HD DVD wins, Blu-ray loses
Much like it is with game systems; competing formats for video are not about the best technology. They are about the most prevalent technology. It is expensive to publish movies and, at least for now, you can't put Blu-ray and HD DVD disks into the same box.
With the Xbox 360 moving so strongly into the market and the top accessory this year being the $200 HD-DVD drive the battle may be over by year end. There is every chance that there may be as many as ten times more HD DVD players than Blu-ray players in the market by the end of the year - even if you don't factor in that HP, the current leader in PC sales, started shipping desktop computers with a $100 HD DVD option. This, coupled with a much lower overall cost for the stand alone players as well as better support for legacy TVs and dual mode disks (that have both legacy DVD and HD-DVD content on a single disk), suggests that HD-DVD is now the format to beat.

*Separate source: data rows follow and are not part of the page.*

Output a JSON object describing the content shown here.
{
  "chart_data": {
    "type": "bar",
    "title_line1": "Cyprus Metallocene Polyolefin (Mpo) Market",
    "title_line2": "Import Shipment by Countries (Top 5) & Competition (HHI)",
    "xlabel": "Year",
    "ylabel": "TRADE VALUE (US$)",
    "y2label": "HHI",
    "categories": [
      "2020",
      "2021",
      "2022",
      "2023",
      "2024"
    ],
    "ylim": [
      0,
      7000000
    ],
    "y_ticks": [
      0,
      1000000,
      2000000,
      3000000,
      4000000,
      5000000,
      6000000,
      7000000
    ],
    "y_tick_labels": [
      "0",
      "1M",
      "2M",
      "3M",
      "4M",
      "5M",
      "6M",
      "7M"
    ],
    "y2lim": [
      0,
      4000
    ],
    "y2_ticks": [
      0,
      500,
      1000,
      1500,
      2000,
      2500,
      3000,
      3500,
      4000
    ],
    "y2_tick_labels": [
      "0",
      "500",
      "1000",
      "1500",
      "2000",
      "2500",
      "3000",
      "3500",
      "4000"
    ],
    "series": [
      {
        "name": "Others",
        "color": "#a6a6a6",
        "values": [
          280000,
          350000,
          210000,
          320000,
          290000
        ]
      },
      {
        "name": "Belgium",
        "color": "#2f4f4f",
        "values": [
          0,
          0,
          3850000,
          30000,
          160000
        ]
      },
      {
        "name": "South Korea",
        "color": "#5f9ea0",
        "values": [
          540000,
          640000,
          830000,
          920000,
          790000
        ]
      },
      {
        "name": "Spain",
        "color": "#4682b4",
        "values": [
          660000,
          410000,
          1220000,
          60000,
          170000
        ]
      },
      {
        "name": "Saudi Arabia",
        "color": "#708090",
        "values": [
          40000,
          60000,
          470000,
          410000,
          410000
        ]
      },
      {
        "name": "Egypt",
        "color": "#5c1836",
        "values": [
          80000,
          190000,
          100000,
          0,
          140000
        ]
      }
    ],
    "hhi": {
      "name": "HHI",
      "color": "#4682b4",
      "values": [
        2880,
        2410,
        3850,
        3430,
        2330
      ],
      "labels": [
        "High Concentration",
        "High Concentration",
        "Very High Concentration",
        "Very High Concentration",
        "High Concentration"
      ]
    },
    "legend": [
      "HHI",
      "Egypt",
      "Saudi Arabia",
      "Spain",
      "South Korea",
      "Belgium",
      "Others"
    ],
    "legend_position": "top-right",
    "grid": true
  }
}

HD-DVD wins because of the Xbox 360 - which is ironic, given Blu-ray should have won because of the Playstation 3. Instead, Blu-ray has delayed the Playstation 3 to a point where Sony may have to wait until the Playstation 4 to recover.
BetaMax, Mini-Disk, MemoryStick, and now Blu-ray. At least Sony is consistent. Also, if there is one company that is really looking forward to a better 2007 more than Sony I don't know of it. Boy, when you couple in root kits and battery/camera recalls, you are talking about a really nasty run of bad luck for Sony this year.